Hugues Fischer, militant d’Act-up et membre du TRT5 : « Il faut que les gens aient le choix ! »

« Personnellement, je trouve intéressant la création de ces grands pôles hospitaliers qui regroupent une grande file active car ces derniers peuvent ainsi bénéficier de nombreux spécialistes et de plus de matériels, mais cela ne correspond pas aux attentes et aux besoins de tout le monde. Le vrai problème, comme souvent, est que l’on ne demande pas l’avis des patients. Et quand je dis les patients, je pense à chacun individuellement car autour de moi, j’en vois qui sont pour et d’autres contre. Tous doivent être écoutés. Comme je le dis toujours, il faut que les gens aient le choix et qu’il y en ait pour tout le monde !

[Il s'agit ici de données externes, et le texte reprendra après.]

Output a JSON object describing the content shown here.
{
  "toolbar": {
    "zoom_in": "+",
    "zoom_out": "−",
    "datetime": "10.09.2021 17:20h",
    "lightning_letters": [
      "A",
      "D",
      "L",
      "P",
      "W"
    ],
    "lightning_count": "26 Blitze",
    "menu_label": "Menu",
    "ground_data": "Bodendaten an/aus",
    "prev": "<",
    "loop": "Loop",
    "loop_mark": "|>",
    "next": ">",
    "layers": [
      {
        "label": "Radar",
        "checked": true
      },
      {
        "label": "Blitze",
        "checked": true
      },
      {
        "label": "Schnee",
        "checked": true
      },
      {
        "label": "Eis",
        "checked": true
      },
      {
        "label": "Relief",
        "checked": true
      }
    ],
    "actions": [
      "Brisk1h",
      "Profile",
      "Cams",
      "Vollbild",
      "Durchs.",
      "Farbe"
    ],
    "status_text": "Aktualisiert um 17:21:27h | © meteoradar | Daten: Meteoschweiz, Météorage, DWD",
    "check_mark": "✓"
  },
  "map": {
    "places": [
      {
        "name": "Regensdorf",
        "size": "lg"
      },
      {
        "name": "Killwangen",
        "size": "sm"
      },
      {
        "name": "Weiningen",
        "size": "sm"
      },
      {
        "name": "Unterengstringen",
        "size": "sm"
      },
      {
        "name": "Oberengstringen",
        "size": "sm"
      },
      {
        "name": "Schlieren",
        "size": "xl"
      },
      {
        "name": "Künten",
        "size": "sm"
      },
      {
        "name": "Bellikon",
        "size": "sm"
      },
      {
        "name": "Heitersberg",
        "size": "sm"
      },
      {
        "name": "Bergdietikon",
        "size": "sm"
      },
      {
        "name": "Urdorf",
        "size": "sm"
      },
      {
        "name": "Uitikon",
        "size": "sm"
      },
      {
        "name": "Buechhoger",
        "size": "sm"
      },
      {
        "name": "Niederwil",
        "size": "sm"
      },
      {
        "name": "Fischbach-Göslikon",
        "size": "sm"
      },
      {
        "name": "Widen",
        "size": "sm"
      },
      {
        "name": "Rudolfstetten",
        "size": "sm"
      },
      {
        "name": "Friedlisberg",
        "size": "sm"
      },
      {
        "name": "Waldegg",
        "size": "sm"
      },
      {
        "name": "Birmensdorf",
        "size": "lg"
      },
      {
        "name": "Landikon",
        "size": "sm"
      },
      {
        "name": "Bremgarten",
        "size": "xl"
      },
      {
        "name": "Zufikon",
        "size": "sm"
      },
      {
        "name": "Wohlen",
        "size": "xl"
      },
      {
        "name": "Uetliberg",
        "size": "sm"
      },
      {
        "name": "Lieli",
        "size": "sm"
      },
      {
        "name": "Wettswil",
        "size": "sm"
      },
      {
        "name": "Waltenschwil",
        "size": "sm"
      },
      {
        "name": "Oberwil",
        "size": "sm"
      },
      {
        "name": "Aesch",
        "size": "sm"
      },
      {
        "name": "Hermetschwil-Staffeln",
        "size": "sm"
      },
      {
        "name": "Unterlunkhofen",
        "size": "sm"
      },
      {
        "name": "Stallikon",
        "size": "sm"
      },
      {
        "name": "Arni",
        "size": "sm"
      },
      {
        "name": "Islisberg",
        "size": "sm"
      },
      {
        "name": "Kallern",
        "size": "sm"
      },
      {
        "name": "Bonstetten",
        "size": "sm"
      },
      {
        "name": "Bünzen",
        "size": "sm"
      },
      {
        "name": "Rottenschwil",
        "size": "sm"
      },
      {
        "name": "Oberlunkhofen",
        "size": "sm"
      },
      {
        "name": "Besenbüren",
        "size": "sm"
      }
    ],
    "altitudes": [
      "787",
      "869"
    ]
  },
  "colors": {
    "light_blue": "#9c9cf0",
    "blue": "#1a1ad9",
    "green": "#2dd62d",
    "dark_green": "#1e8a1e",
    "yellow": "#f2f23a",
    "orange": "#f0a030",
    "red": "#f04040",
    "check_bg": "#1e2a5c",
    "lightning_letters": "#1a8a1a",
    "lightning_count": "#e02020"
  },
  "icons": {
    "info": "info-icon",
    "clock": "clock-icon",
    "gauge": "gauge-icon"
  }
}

Dans ce cas précis, ceux qui ne sont pas contents sont en général ceux à qui on dit d’aller ailleurs, car cela perturbe leurs habitudes et ils n’aiment pas ça. Parfois, le problème est une question géographique. Certains comme moi choisissons l’hôpital le plus proche de chez nous mais il y a aussi des gens qui viennent de loin en banlieue pour se faire soigner à Paris. Il faut faire en sorte de faciliter les choses pour chacun. Il ne faut pas que ce soit aux gens de s’adapter à la machinerie. C’est à la machinerie de s’adapter aux gens ! »

Notes

[i] AP-HP Centre – Université de Paris regroupe l’hôpital Corentin-Celton, l’hôpital européen Georges-Pompidou, l’hôpital Vaugirard Gabriel-Pallez, l’hôpital universitaire Necker-enfants malades, l’hôpital Hôtel-Dieu, l’hôpital La collégiale, l’hôpital Broca et l’hôpital Cochin.